World’s youngest self-made billionaires: Meet 22-year-old trio rewriting history

AI startup founders Adarsh Hiremath, Brendan Foody, and Surya Midha become world’s youngest self-made billionaires

AI startup founders Adarsh Hiremath, Brendan Foody, and Surya Midha become world’s youngest self-made billionaires
AI startup founders Adarsh Hiremath, Brendan Foody, and Surya Midha become world’s youngest self-made billionaires

AI recruiting startup Mercor’s founders have become the youngest self-made tech billionaires ever, beating out Mark Zuckerberg.

According to Forbes, Mercor, a recruiting startup that helps Silicon Valley’s biggest AI labs to train their models, has just minted the world’s youngest self-made billionaires: the company’s three 22-year-old founders, a trio of Bay Area high school friends who competed together on their debate team.

Earlier this week, the San Francisco startup announced a $350 million funding round led by Felicis Ventures, with participation from other bigwigs Benchmark, General Catalyst and Robinhood, valuing the company at $10 billion.

The new infusion of cash makes CEO Brendan Foody, CTO Adarsh Hiremath and board chairman Surya Midha the newest billionaires of the AI boom, each with a roughly 22% stake in the company, Forbes estimates.

Foody told Forbes, “It’s definitely crazy.

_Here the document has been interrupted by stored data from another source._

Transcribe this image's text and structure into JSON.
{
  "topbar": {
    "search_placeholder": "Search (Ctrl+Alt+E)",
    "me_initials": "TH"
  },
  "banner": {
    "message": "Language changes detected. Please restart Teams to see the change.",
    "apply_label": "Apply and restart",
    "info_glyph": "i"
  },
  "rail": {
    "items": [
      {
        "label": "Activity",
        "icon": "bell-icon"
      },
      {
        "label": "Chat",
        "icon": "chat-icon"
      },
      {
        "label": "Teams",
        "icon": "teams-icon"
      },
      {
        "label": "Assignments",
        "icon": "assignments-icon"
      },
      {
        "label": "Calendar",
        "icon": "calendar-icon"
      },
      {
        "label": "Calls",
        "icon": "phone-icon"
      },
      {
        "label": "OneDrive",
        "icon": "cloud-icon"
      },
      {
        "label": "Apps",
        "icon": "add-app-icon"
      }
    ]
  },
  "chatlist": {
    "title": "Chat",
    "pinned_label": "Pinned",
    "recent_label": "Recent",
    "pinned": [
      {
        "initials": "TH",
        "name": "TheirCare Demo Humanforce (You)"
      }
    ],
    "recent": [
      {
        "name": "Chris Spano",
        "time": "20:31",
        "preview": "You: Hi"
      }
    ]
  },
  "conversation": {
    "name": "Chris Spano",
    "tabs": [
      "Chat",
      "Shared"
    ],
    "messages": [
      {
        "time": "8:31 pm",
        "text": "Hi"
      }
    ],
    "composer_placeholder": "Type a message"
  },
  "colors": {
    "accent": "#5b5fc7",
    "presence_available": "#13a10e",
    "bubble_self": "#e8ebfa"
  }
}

It feels very surreal. Obviously beyond our wildest imaginations, insofar as anything that we could have anticipated two years ago.”

Even in youth-obsessed Silicon Valley, where neophyte founders have been lionized for decades, Mercor is particularly well-known for the young age of its leaders.

All three founders are Thiel Fellows, members of conservative billionaire investor Peter Thiel’s program to dole out $100,000 grants every year to young people in exchange for foregoing college. They’ve become the poster children of the AI era’s twenty-something entrepreneurs.